Mais si le tems de leur invention est assez bien constaté, l’inventeur n’en est pas moins inconnu : cependant M. Manni le nomme Salvino de gli armati, dans une dissertation sur ce sujet, qu’on trouvera dans le raccolta d’opusculi scientif. e Philolog. t. IV. Venet. 1739. Il prétend en avoir la preuve prise d’un monument de la cathédrale de Florence, avant les réparations qui y ont été faites vers le commencement du dix-septieme siecle. On y lisoit, dit-il, cette épitaphe : Qui giace Salvino d’Armato de gl’armati, di Firenze, inventor delli occhiali, &c. MCCCXVII. C’est donc-là, selon M. Manni, ce premier inventeur des lunettes qui en faisoit mystere, & auquel le frere Alessandro di Spina arracha son secret pour en gratifier le public. Montucla, Hist. des Math. (D. J.)

Verre tourné, (Arts.) c’est-à-dire verre travaillé au tour ou au touret.

Pline, l. XXXVI. c. xxvj. a donné une description également élégante & concise des différentes façons dont les anciens préparoient le verre ; & dans ce nombre il parle du verre qu’on tournoit de son tems, ou qu’on travailloit au tour, torno teritur. Il ajoute qu’on le gravoit comme de l’argent, argenti modo cœlatur. M. de Caylus, dans son recueil d’antiquités, a rapporté des preuves de la premiere opération dont parle Pline, & des exemples de la seconde qui se pratique toujours. Enfin il a inséré dans le même ouvrage la maniere de tourner le verre, que lui a communiquée M. Majauld, docteur en Médecine ; nous allons aussi la transcrire mot-à-mot dans cet ouvrage.
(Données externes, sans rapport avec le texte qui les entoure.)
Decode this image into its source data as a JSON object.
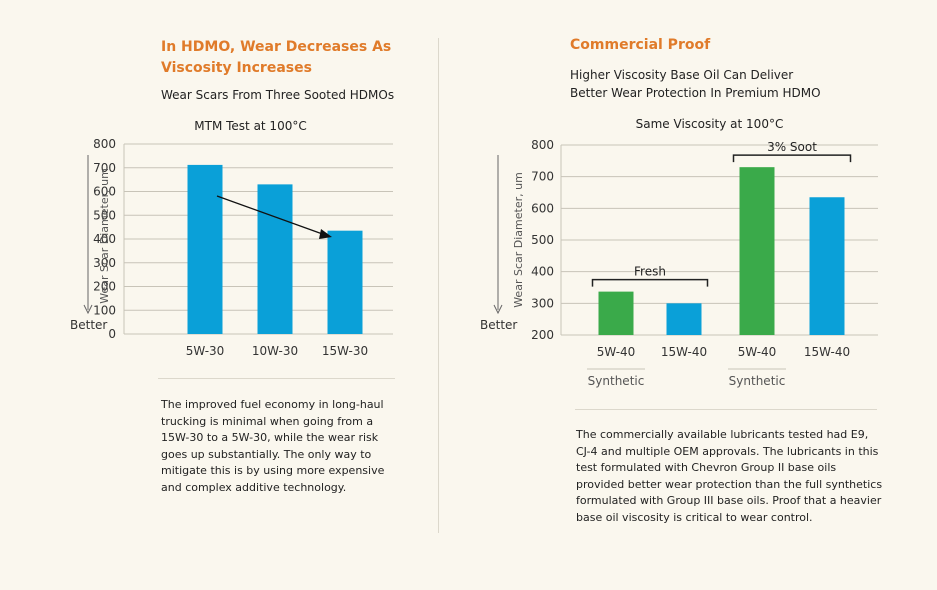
{
  "left": {
    "heading": "In HDMO, Wear Decreases As\nViscosity Increases",
    "subheading": "Wear Scars From Three Sooted HDMOs",
    "description": "The improved fuel economy in long-haul trucking is minimal when going from a 15W-30 to a 5W-30, while the wear risk goes up substantially. The only way to mitigate this is by using more expensive and complex additive technology."
  },
  "right": {
    "heading": "Commercial Proof",
    "subheading": "Higher Viscosity Base Oil Can Deliver\nBetter Wear Protection In Premium HDMO",
    "description": "The commercially available lubricants tested had E9, CJ-4 and multiple OEM approvals. The lubricants in this test formulated with Chevron Group II base oils provided better wear protection than the full synthetics formulated with Group III base oils. Proof that a heavier base oil viscosity is critical to wear control."
  },
  "colors": {
    "blue": "#0aa0d8",
    "green": "#3aaa4a",
    "orange": "#e07b2a",
    "grid": "#c8c4b8"
  },
  "chart_data": [
    {
      "type": "bar",
      "title": "MTM Test at 100°C",
      "ylabel": "Wear Scar Diameter, um",
      "axis_note": "Better",
      "categories": [
        "5W-30",
        "10W-30",
        "15W-30"
      ],
      "values": [
        712,
        630,
        435
      ],
      "bar_colors": [
        "blue",
        "blue",
        "blue"
      ],
      "ylim": [
        0,
        800
      ],
      "yticks": [
        0,
        100,
        200,
        300,
        400,
        500,
        600,
        700,
        800
      ],
      "grid": true
    },
    {
      "type": "bar",
      "title": "Same Viscosity at 100°C",
      "ylabel": "Wear Scar Diameter, um",
      "axis_note": "Better",
      "categories": [
        "5W-40",
        "15W-40",
        "5W-40",
        "15W-40"
      ],
      "category_notes": [
        "Synthetic",
        "",
        "Synthetic",
        ""
      ],
      "values": [
        337,
        300,
        730,
        635
      ],
      "bar_colors": [
        "green",
        "blue",
        "green",
        "blue"
      ],
      "ylim": [
        200,
        800
      ],
      "yticks": [
        200,
        300,
        400,
        500,
        600,
        700,
        800
      ],
      "grid": true,
      "groups": [
        {
          "label": "Fresh",
          "from": 0,
          "to": 1
        },
        {
          "label": "3% Soot",
          "from": 2,
          "to": 3
        }
      ]
    }
  ]
}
On ne parvient, dit M. Majauld, à tourner un corps quelconque, que par des moyens propres à ses différentes qualités. Les bois, la pierre ; les métaux ne peuvent être tournés qu’avec des outils d’acier plus ou moins trempés, selon que le corps que l’on veut travailler est plus ou moins dur. Le verre, matiere plus seche & plus cassante, ne pourroit être travaillé au tour que difficilement avec ces sortes d’outils. On ne sauroit enlever des copeaux du verre pour le rendre rond ; ce n’est qu’en l’usant sur le tour, qu’il est possible de le tourner. Convaincu de cette vérité par l’exemple que fournit l’art de travailler le verre en général, M. Majauld a fait tourner selon les mêmes principes, deux gobelets de crystal factice, sur un desquels on a formé de petites moulures très déliées qui produisent un fort bel effet.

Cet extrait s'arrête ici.